Harcèlement à l'encontre des femmes défenseures

Les femmes qui cherchent à promouvoir et à défendre les droits des femmes et des victimes de violences sexuelles ont également fait l'objet de multiples actes de harcèlement et de violence, leurs agresseurs n'hésitant pas parfois à s'en prendre à leurs proches. Ainsi, en mars et en avril 2007, les membres de l'Institut d'études comparées en sciences criminelles (Instituto de Estudios Comparados en Ciencia Penales – ICCPG) ont reçu à plusieurs reprises des menaces de mort, à l'instar de Mme Paola Barrios, enquêtrice de l'ICCPG sur les conditions de détention des femmes et des violences de genre, et de Mme Mónica Teleguario Xitay, avocate de l'Institut, qui ont travaillé toutes deux sur le viol d'une femme par des membres de la police nationale civile. Par ailleurs, le 3 juin 2007, M. José Corrado Gómez, fils de Mme Edith Corrado Gómez, membre de l'Equipe de sensibilisation de l'Association des femmes Ixqik (Asociación de Mujeres Ixqik) de Péten, et petit-fils de Mme María Cristina Gómez, chargée de la Pastorale de la femme pour les communautés de Santa Ana et de Chal, a été assassiné par deux hommes armés à Chal (département de Petén). L'un des meurtriers a ensuite pris pour cible Mme Edith Corrado, la blessant au bras. Mme María Cristina Gómez, voulant protéger sa fille, a reçu les autres tirs, et est décédée sur le coup. Ces faits ont eu lieu la veille d'une réunion de l'Association Ixqik avec le bureau du procureur des droits de l'Homme, visant notamment à dénoncer les actes de harcèlement perpétrés à l'encontre de ses membres.

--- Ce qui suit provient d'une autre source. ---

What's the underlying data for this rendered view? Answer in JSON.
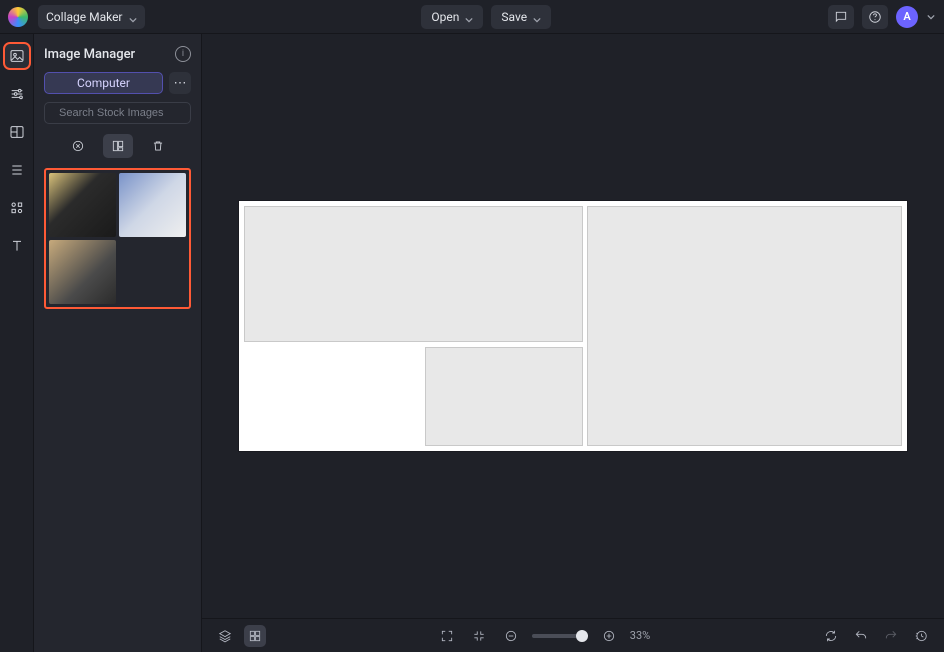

Multiplication des fouilles et cambriolages des ONG

En 2007, de nombreuses ONG ont vu leurs bureaux fouillés et cambriolés, de tout évidence afin d'entraver et de se renseigner sur leurs activités de défense des droits de l'Homme. Par exemple, entre le 3 et le 5 février 2007, les bureaux qui abritent le Mouvement national des droits de l'Homme (Movimiento Nacional de Derechos Humanos – MNDH), l'Unité de protection des défenseures et défenseurs des droits de l'Homme (Unidad de Protección de Defensoras y Defensores de Derechos Humanos – UPD-MNDH) et l'association Communication pour l'art et la paix (Comunicación para el Arte y la Paz – COMUNICARTE) ont été cambriolés. Leurs archives ont été fouillées et plus de dix ordinateurs volés, ainsi que l'équipement vidéo et de la documentation sur le travail de ces organisations. De même, le 5 avril 2007, les sièges de l'organisation irlandaise TRÓCAIRE, de l'Association espagnole pour la coopération avec le sud (Asociación para la Cooperación con el Sur – ACSUR Las Segovias), du Collectif guatémaltèque pour le pouvoir et le développement local (Colectivo Poder y Desarrollo Local – CPDL) et de CARE International, dans la ville de Guatemala, ont été cambriolés. Du matériel informatique et des vidéos ont été dérobés, contenant d'importantes informations sur le travail de ces quatre organisations, qui ont porté plainte. Aucun autre objet de valeur n'a disparu.

L'Observatoire pour la protection des défenseurs des droits de l'Homme est un programme conjoint de l'Organisation mondiale contre la torture (OMCT) et de la Fédération internationale des ligues des droits de l'Homme (FIDH).


1 A cet égard, la Commission interaméricaine des droits de l'Homme (CIDH) a exprimé "sa profonde inquiétude suite aux actes de violence qui ont eu lieu dans le contexte de la campagne électorale au Guatemala [...] plus de 50 meurtres politiques de candidats, d'activistes politiques et de membres de leurs familles ayant eu lieu" (Cf. communiqué n° 47/07, 31 août 2007. Traduction non officielle).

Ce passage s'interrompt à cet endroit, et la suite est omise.